Mozilla has a very clear view on its mission, to make it easier for people to experience the web, in all it forms, and to make the web better. Part of that means creating better web technologies and standards and part of it means making Firefox better.
One thing that Mozilla wants is to free up users from having to rely on various proprietary platforms for what should be basic web functionality, identity and authentication for one. But Mozilla has been working on "liberating" users in another way, by building social tools into Firefox itself. Mozilla has been experimenting with this for a while, the F1 sharing add-on which later became Firefox Share, for example, but the experimentation period is done, social is now built into Firefox. The first social-related feature will land in Firefox 16 Nightly this week, the ability to share things you stumble upon on the web with friends. In practice, this means the ability to share a link via Twitter, Facebook, Google+,, Gmail or whatever platform you prefer. Or all of them if that's what you want. It's unclear what platforms Firefox will support at first, but the goal is to have as many as possible.

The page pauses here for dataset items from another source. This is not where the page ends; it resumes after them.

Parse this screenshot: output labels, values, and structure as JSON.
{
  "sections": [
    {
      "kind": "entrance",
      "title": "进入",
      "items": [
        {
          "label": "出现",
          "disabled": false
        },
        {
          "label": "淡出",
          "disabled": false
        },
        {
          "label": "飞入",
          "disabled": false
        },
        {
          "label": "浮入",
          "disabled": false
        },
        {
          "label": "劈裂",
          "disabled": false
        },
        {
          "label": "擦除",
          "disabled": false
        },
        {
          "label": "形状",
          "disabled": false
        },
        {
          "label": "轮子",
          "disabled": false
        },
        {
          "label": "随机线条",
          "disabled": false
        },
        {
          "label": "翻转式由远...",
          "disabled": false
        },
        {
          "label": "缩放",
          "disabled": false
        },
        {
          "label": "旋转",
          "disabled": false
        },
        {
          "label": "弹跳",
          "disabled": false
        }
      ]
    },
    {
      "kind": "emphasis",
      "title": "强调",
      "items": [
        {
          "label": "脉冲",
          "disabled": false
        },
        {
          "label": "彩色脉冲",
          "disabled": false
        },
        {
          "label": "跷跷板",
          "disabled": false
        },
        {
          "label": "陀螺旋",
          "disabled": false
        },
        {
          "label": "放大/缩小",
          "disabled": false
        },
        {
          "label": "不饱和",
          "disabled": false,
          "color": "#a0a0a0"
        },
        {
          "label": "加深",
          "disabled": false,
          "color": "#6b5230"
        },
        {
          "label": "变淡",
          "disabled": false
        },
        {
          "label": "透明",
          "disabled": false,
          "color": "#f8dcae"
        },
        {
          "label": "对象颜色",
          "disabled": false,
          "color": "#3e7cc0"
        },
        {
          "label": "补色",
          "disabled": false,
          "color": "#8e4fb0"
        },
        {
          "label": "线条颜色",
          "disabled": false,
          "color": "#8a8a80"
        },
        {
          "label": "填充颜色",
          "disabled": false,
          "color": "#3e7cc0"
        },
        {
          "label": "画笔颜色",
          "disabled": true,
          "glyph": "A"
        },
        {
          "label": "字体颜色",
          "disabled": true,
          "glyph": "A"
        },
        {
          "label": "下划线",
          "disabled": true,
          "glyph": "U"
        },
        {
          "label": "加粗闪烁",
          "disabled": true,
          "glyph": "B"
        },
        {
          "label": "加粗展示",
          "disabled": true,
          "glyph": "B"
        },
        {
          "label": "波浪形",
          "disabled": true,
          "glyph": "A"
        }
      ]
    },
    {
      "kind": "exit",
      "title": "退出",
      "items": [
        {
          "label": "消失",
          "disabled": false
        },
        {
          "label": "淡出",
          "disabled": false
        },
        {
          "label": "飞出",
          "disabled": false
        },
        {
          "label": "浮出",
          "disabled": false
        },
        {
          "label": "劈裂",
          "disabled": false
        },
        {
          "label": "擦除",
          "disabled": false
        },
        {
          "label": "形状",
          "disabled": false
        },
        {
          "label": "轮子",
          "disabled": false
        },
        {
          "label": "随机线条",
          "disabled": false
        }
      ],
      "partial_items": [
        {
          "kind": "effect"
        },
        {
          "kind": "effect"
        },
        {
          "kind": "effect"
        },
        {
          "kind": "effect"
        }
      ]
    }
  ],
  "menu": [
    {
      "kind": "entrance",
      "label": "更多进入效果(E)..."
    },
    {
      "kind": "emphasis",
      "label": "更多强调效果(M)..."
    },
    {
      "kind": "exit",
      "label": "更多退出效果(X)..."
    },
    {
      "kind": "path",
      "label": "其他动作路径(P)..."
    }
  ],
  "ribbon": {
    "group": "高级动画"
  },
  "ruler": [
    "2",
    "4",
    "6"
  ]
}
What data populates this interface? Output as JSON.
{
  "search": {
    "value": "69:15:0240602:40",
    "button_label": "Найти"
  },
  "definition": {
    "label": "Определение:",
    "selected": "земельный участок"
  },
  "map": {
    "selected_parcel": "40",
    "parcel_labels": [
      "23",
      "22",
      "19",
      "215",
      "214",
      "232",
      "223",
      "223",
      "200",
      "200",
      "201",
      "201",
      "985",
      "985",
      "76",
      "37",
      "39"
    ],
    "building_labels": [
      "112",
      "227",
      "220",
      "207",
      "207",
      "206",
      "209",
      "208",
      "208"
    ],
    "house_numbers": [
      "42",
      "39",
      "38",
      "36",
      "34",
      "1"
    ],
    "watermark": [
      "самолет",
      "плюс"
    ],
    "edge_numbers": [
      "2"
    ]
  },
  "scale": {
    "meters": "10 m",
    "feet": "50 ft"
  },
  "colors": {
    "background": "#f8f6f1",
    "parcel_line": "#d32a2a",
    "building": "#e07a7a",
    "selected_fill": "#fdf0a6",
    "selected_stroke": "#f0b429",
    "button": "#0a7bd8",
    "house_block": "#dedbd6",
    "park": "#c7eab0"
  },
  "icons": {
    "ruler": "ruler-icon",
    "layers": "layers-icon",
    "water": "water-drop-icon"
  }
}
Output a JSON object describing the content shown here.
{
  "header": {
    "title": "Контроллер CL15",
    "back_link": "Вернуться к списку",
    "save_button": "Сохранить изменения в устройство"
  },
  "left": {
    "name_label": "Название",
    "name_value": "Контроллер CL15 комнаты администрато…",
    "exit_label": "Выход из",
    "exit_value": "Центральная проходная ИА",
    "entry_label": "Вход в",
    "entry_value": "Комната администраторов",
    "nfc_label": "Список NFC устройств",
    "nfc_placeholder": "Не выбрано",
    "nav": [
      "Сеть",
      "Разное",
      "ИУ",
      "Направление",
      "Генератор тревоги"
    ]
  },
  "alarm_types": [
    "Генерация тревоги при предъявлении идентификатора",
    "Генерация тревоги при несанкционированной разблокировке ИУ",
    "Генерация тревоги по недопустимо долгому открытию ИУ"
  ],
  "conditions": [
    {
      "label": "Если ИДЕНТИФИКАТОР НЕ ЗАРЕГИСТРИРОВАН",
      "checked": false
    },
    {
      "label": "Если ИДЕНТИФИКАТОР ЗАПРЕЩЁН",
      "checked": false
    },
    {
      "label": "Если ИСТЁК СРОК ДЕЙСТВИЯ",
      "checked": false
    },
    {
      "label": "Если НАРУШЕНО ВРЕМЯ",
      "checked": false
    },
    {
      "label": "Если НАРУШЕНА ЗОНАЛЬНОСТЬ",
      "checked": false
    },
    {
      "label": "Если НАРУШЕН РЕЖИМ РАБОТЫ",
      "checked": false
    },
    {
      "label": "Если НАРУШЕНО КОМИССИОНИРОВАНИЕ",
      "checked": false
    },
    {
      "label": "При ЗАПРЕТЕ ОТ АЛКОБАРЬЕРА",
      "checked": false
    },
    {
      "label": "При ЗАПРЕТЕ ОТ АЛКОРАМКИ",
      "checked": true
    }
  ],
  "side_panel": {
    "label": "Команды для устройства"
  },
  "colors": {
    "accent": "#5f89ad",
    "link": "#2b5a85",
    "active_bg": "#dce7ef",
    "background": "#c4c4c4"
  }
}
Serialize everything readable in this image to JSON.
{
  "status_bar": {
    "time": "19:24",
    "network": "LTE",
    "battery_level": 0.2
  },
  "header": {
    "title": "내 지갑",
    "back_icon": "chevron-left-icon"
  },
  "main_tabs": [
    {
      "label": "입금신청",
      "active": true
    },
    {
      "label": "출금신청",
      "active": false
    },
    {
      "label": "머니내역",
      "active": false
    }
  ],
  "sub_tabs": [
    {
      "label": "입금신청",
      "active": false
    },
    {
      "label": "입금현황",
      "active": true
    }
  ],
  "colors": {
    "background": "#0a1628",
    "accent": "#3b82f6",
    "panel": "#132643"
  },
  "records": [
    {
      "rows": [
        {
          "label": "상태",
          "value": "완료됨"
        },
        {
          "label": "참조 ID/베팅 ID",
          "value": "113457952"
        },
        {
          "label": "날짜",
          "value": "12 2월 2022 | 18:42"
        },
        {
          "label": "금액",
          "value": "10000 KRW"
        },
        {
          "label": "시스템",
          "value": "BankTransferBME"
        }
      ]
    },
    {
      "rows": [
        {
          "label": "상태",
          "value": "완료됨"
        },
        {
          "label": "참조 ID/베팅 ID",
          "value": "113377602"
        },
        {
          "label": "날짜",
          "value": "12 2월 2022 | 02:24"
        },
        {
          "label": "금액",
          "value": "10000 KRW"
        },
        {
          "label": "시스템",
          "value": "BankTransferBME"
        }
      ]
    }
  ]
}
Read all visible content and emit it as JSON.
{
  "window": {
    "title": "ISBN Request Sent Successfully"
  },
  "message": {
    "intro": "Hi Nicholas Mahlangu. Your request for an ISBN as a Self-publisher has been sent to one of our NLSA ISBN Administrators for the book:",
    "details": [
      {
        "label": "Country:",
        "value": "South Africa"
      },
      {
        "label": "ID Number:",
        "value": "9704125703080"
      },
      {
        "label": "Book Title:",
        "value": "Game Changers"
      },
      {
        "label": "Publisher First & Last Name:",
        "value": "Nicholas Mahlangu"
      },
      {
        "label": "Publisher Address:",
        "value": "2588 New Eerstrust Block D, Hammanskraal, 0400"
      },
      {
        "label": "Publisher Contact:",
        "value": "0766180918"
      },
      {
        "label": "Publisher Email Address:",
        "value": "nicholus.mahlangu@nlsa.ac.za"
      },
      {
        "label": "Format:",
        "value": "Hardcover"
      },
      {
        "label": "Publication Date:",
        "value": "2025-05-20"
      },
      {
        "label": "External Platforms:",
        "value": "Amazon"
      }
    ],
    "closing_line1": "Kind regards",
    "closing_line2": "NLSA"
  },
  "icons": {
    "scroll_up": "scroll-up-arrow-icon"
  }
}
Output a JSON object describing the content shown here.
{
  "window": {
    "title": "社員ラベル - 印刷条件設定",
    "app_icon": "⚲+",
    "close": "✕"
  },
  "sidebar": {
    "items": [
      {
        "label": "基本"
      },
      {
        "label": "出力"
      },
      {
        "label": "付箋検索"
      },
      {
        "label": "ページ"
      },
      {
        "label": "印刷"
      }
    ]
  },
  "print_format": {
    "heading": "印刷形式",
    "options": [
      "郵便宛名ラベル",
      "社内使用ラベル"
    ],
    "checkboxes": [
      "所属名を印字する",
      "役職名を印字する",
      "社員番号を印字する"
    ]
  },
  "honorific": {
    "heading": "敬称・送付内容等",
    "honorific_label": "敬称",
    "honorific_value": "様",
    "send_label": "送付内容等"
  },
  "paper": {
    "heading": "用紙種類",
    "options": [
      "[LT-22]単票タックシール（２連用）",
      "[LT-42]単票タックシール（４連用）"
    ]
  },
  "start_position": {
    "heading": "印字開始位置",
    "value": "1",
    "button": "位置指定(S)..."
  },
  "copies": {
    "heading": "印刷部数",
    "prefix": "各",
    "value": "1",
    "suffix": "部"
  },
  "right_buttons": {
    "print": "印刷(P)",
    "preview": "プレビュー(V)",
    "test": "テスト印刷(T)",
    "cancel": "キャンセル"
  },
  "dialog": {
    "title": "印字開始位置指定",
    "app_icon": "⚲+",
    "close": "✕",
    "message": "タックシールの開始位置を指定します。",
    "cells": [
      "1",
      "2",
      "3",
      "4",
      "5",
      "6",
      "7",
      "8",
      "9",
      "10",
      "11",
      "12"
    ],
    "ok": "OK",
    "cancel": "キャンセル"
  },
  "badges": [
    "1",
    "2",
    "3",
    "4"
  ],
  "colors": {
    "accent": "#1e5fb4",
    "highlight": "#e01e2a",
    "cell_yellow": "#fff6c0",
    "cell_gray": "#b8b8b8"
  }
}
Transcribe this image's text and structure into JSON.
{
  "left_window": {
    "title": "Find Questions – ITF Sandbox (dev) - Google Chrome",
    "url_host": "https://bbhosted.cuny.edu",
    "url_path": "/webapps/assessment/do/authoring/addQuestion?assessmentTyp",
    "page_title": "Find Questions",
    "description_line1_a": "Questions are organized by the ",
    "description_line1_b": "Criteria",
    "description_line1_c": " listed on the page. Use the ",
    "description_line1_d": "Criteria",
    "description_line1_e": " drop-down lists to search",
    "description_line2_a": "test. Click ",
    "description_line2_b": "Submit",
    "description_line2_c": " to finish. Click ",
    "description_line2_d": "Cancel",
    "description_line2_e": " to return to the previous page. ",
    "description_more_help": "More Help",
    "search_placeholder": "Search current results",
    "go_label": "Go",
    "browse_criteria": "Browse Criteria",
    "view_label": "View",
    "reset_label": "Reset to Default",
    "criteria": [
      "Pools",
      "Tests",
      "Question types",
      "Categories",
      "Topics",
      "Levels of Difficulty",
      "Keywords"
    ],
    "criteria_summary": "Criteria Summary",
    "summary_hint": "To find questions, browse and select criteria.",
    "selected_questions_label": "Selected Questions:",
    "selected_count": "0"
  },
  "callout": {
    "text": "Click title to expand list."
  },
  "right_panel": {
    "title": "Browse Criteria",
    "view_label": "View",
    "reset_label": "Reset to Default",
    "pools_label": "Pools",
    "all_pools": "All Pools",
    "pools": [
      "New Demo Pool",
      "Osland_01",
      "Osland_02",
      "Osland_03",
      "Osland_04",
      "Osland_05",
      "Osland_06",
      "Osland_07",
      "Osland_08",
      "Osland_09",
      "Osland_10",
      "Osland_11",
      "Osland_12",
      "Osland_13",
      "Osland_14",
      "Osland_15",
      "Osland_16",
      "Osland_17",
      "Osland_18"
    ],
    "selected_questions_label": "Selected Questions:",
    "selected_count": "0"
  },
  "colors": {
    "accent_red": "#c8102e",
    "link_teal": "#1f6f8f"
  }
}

Moving further, Mozilla plans to expand the social features in Firefox. The next step is to add support for notifications into the browser, meaning you'll know when new tweets arrive in your feed, when you have new emails, or when someone has commented on your Facebook photos. After that, Mozilla plans to build a unified newsfeed into Firefox as well as a chat feature. Basically, you'll be able to do in Firefox everything you'd do on Twitter, Facebook and so on. That's the goal at least, it's probably going to take a while to get there. All of this is or will be made possible with the Social API, which Mozilla hopes will become the standard way of integrating social website functionality into browsers or, indeed, any other app.